Harnecker explained that what they are proposing with the communal councils is “that the community put forward an organisation or space that articulates all the organisations which exist in a community and that allows the elaboration of a single plan for the community which includes health, education, everything, but that it be a single plan”.

Leadership

Through increasing popular participation, Harnecker explained that it “will help consolidate this process at the grassroots level, take it forward and broaden it, creating more forces that are in favour of the process”. Facilitating popular participation will also help create a whole new generation of leaders, because “that is where the people will have to do things and will have to demonstrate in practice that they are capable of leading this process. This is why I am enthusiastic about working with the construction of popular participation at the grassroots level, with the ideas of the communal councils, because these people are elected according to the leadership they display in their day-to-day activities.”

This is also how Harnecker sees that the Venezuelan process will be able to overcome one of its biggest weaknesses — the lack of a political instrument. “The different parties and different leaderships have not been able to integrate in a real way, they are too worried about their own group’s interests and there is a big problem within the MVR [Chavez’s party, the Movement for a Fifth Republic], which attempts to impose its hegemony.
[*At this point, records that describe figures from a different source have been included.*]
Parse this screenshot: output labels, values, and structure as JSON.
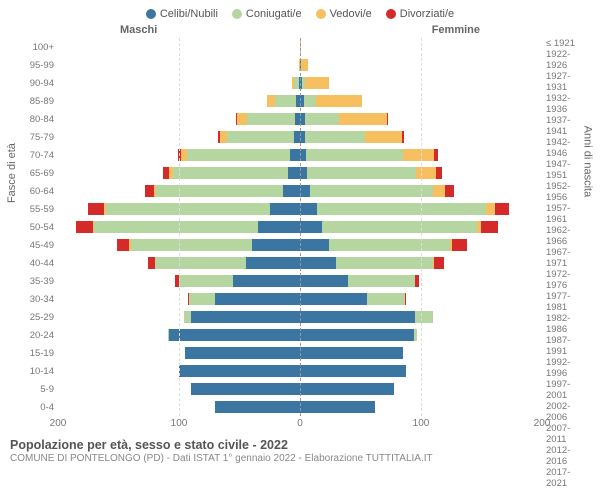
{
  "chart": {
    "type": "population-pyramid",
    "legend": [
      {
        "label": "Celibi/Nubili",
        "color": "#3b76a3"
      },
      {
        "label": "Coniugati/e",
        "color": "#b5d6a1"
      },
      {
        "label": "Vedovi/e",
        "color": "#f6c061"
      },
      {
        "label": "Divorziati/e",
        "color": "#d42a2a"
      }
    ],
    "side_labels": {
      "male": "Maschi",
      "female": "Femmine"
    },
    "y_axis_left_title": "Fasce di età",
    "y_axis_right_title": "Anni di nascita",
    "x_axis": {
      "max": 200,
      "ticks": [
        200,
        100,
        0,
        100,
        200
      ],
      "tick_labels": [
        "200",
        "100",
        "0",
        "100",
        "200"
      ]
    },
    "colors": {
      "grid": "#dddddd",
      "center": "#999999",
      "text": "#666666",
      "background": "#ffffff"
    },
    "age_groups": [
      {
        "age": "100+",
        "birth": "≤ 1921",
        "male": {
          "single": 0,
          "married": 0,
          "widowed": 0,
          "divorced": 0
        },
        "female": {
          "single": 0,
          "married": 0,
          "widowed": 1,
          "divorced": 0
        }
      },
      {
        "age": "95-99",
        "birth": "1922-1926",
        "male": {
          "single": 0,
          "married": 0,
          "widowed": 1,
          "divorced": 0
        },
        "female": {
          "single": 1,
          "married": 0,
          "widowed": 6,
          "divorced": 0
        }
      },
      {
        "age": "90-94",
        "birth": "1927-1931",
        "male": {
          "single": 1,
          "married": 4,
          "widowed": 2,
          "divorced": 0
        },
        "female": {
          "single": 2,
          "married": 2,
          "widowed": 20,
          "divorced": 0
        }
      },
      {
        "age": "85-89",
        "birth": "1932-1936",
        "male": {
          "single": 3,
          "married": 18,
          "widowed": 6,
          "divorced": 0
        },
        "female": {
          "single": 3,
          "married": 10,
          "widowed": 38,
          "divorced": 0
        }
      },
      {
        "age": "80-84",
        "birth": "1937-1941",
        "male": {
          "single": 4,
          "married": 40,
          "widowed": 8,
          "divorced": 1
        },
        "female": {
          "single": 4,
          "married": 28,
          "widowed": 40,
          "divorced": 1
        }
      },
      {
        "age": "75-79",
        "birth": "1942-1946",
        "male": {
          "single": 5,
          "married": 55,
          "widowed": 6,
          "divorced": 2
        },
        "female": {
          "single": 4,
          "married": 50,
          "widowed": 30,
          "divorced": 2
        }
      },
      {
        "age": "70-74",
        "birth": "1947-1951",
        "male": {
          "single": 8,
          "married": 85,
          "widowed": 5,
          "divorced": 3
        },
        "female": {
          "single": 5,
          "married": 80,
          "widowed": 26,
          "divorced": 3
        }
      },
      {
        "age": "65-69",
        "birth": "1952-1956",
        "male": {
          "single": 10,
          "married": 95,
          "widowed": 3,
          "divorced": 5
        },
        "female": {
          "single": 6,
          "married": 90,
          "widowed": 16,
          "divorced": 5
        }
      },
      {
        "age": "60-64",
        "birth": "1957-1961",
        "male": {
          "single": 14,
          "married": 105,
          "widowed": 2,
          "divorced": 7
        },
        "female": {
          "single": 8,
          "married": 102,
          "widowed": 10,
          "divorced": 7
        }
      },
      {
        "age": "55-59",
        "birth": "1962-1966",
        "male": {
          "single": 25,
          "married": 135,
          "widowed": 2,
          "divorced": 13
        },
        "female": {
          "single": 14,
          "married": 140,
          "widowed": 7,
          "divorced": 12
        }
      },
      {
        "age": "50-54",
        "birth": "1967-1971",
        "male": {
          "single": 35,
          "married": 135,
          "widowed": 1,
          "divorced": 14
        },
        "female": {
          "single": 18,
          "married": 128,
          "widowed": 4,
          "divorced": 14
        }
      },
      {
        "age": "45-49",
        "birth": "1972-1976",
        "male": {
          "single": 40,
          "married": 100,
          "widowed": 1,
          "divorced": 10
        },
        "female": {
          "single": 24,
          "married": 100,
          "widowed": 2,
          "divorced": 12
        }
      },
      {
        "age": "40-44",
        "birth": "1977-1981",
        "male": {
          "single": 45,
          "married": 75,
          "widowed": 0,
          "divorced": 6
        },
        "female": {
          "single": 30,
          "married": 80,
          "widowed": 1,
          "divorced": 8
        }
      },
      {
        "age": "35-39",
        "birth": "1982-1986",
        "male": {
          "single": 55,
          "married": 45,
          "widowed": 0,
          "divorced": 3
        },
        "female": {
          "single": 40,
          "married": 55,
          "widowed": 0,
          "divorced": 3
        }
      },
      {
        "age": "30-34",
        "birth": "1987-1991",
        "male": {
          "single": 70,
          "married": 22,
          "widowed": 0,
          "divorced": 1
        },
        "female": {
          "single": 55,
          "married": 32,
          "widowed": 0,
          "divorced": 1
        }
      },
      {
        "age": "25-29",
        "birth": "1992-1996",
        "male": {
          "single": 90,
          "married": 6,
          "widowed": 0,
          "divorced": 0
        },
        "female": {
          "single": 95,
          "married": 15,
          "widowed": 0,
          "divorced": 0
        }
      },
      {
        "age": "20-24",
        "birth": "1997-2001",
        "male": {
          "single": 108,
          "married": 1,
          "widowed": 0,
          "divorced": 0
        },
        "female": {
          "single": 94,
          "married": 3,
          "widowed": 0,
          "divorced": 0
        }
      },
      {
        "age": "15-19",
        "birth": "2002-2006",
        "male": {
          "single": 95,
          "married": 0,
          "widowed": 0,
          "divorced": 0
        },
        "female": {
          "single": 85,
          "married": 0,
          "widowed": 0,
          "divorced": 0
        }
      },
      {
        "age": "10-14",
        "birth": "2007-2011",
        "male": {
          "single": 100,
          "married": 0,
          "widowed": 0,
          "divorced": 0
        },
        "female": {
          "single": 88,
          "married": 0,
          "widowed": 0,
          "divorced": 0
        }
      },
      {
        "age": "5-9",
        "birth": "2012-2016",
        "male": {
          "single": 90,
          "married": 0,
          "widowed": 0,
          "divorced": 0
        },
        "female": {
          "single": 78,
          "married": 0,
          "widowed": 0,
          "divorced": 0
        }
      },
      {
        "age": "0-4",
        "birth": "2017-2021",
        "male": {
          "single": 70,
          "married": 0,
          "widowed": 0,
          "divorced": 0
        },
        "female": {
          "single": 62,
          "married": 0,
          "widowed": 0,
          "divorced": 0
        }
      }
    ],
    "styling": {
      "bar_height_pct": 70,
      "font_size_labels": 10,
      "font_size_legend": 11
    }
  },
  "footer": {
    "title": "Popolazione per età, sesso e stato civile - 2022",
    "subtitle": "COMUNE DI PONTELONGO (PD) - Dati ISTAT 1° gennaio 2022 - Elaborazione TUTTITALIA.IT"
  }
}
It is a ‘majoritarian’ party that is not really very generous. The problem is not so much in the top leadership, who understand that it is necessary to give and create spaces for their allies, but because there are many groups within the MVR they need to respond to the requirements of each group and that is where the problem comes from.
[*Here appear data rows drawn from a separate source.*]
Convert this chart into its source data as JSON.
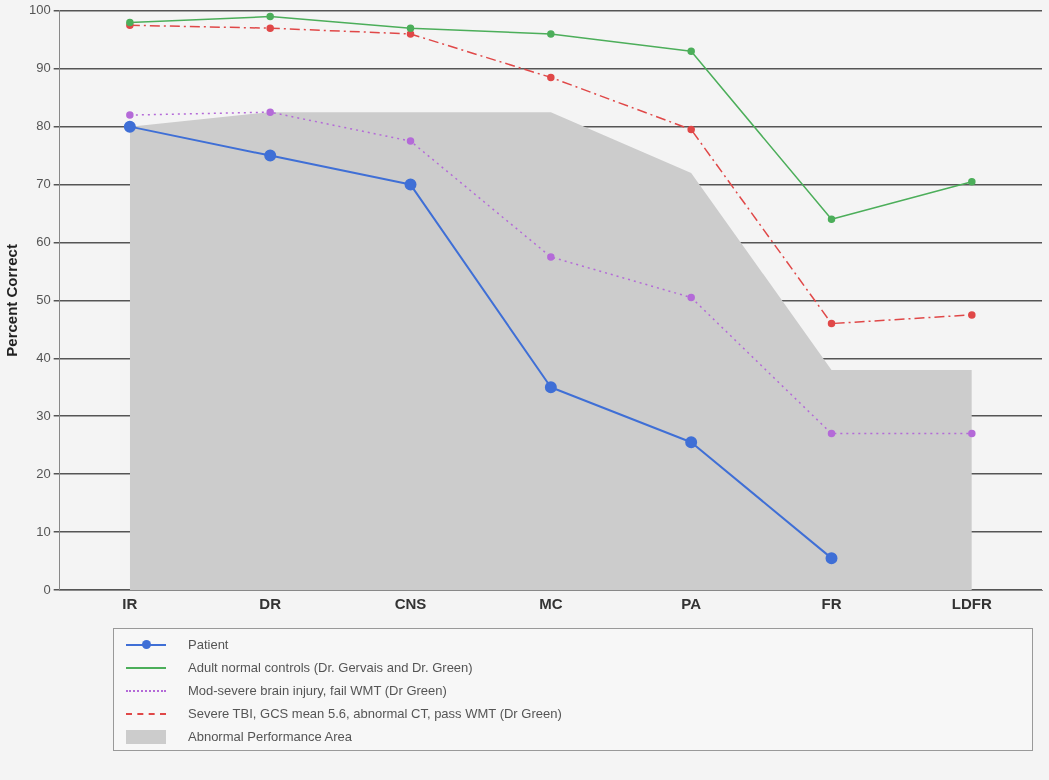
{
  "chart_data": {
    "type": "line",
    "ylabel": "Percent Correct",
    "categories": [
      "IR",
      "DR",
      "CNS",
      "MC",
      "PA",
      "FR",
      "LDFR"
    ],
    "ylim": [
      0,
      100
    ],
    "yticks": [
      0,
      10,
      20,
      30,
      40,
      50,
      60,
      70,
      80,
      90,
      100
    ],
    "grid": "y",
    "legend": "bottom",
    "series": [
      {
        "name": "Patient",
        "marker": "circle",
        "line_style": "solid",
        "color": "#3f6fd6",
        "values": [
          80,
          75,
          70,
          35,
          25.5,
          5.5,
          null
        ]
      },
      {
        "name": "Adult normal controls (Dr. Gervais and Dr. Green)",
        "marker": "circle",
        "line_style": "solid",
        "color": "#4cae5a",
        "values": [
          98,
          99,
          97,
          96,
          93,
          64,
          70.5
        ]
      },
      {
        "name": "Mod-severe brain injury, fail WMT (Dr Green)",
        "marker": "circle",
        "line_style": "dotted",
        "color": "#b46ad8",
        "values": [
          82,
          82.5,
          77.5,
          57.5,
          50.5,
          27,
          27
        ]
      },
      {
        "name": "Severe TBI, GCS mean 5.6, abnormal CT, pass WMT (Dr Green)",
        "marker": "circle",
        "line_style": "dashed",
        "color": "#e04848",
        "values": [
          97.5,
          97,
          96,
          88.5,
          79.5,
          46,
          47.5
        ]
      },
      {
        "name": "Abnormal Performance Area",
        "type": "area",
        "color": "#cccccc",
        "values": [
          80,
          82.5,
          82.5,
          82.5,
          72,
          38,
          38
        ]
      }
    ]
  }
}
“For a while after the referendum it appeared that the UBEs [Units for Electoral Battle], a brilliant form of organisation, would allow Chavez to resolve the issue of the connection with the people and how to organise them. At that moment, a political front could maybe have been created from the UBEs, where the people involved would have really been those who worked in the grassroots, with representatives from the parties, but with a majority who came through because of work in the grassroots. Unfortunately the conditions were not there, particularly from what I have been told about the discussion inside the MVR, to accept the idea.”

Harnecker believes that “unless some very grave event happens that forces [the parties] to put the interests of the process above all else ... I foresee a process much longer of construction of leaders, the growth of leaders via popular participation. In six years I believe we are going to have a generation of leaders that will impose themselves on this process.”
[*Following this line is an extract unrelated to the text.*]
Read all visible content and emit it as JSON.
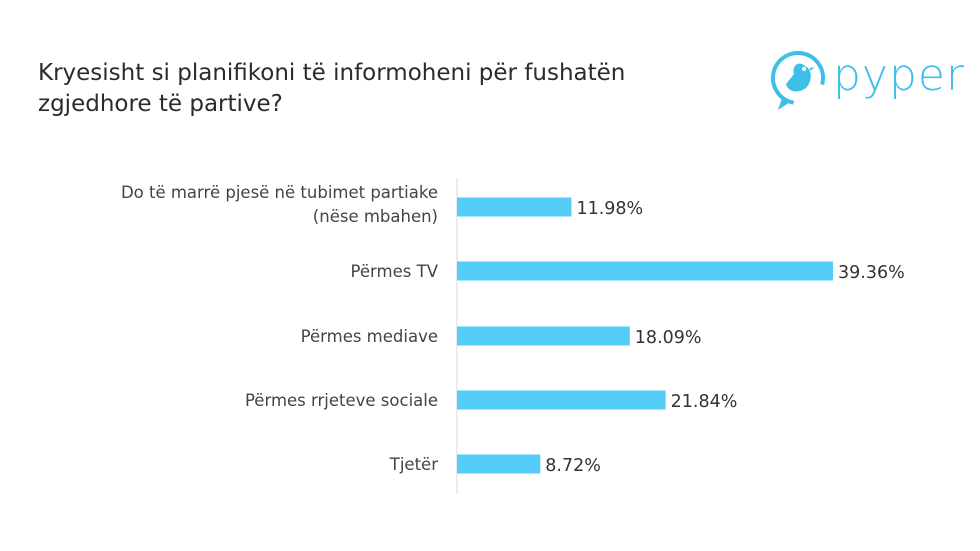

Asked whether the revolution has six years to solve the problem, Harnecker replied: “What Chavez is doing is looking for mechanisms to substitute for that deficiency. He is the clear conductor of this process, the process depends a lot on Chavez and that is why the threat of assassination is real. However, with that conductor and with the popular pedagogy and with a process that creates opportunities for the people to participate and grow, this problem is being overcome. It is not a process where the people are waiting for the leader to deliver them a present, it is a process where the people are waking up, are auto-affirming themselves, are growing as people, and are forming themselves in the missions, through [Chavez’s weekly TV program] Alo Presidente, and through their daily participation.”


From Green Left Weekly, October 26, 2005

MARTA HARNECKER was born in Chile, lived for many years in Cuba after escaping Augusto Pinochet’s repressive regime. She has been director of the Center for Research on Popular Memory in Latin America (MEPLA) in Havana and author of Venezuela: Militares Junta al Pueblo and numerous books on the Latin American left. She is an adviser to Hugo Chavez.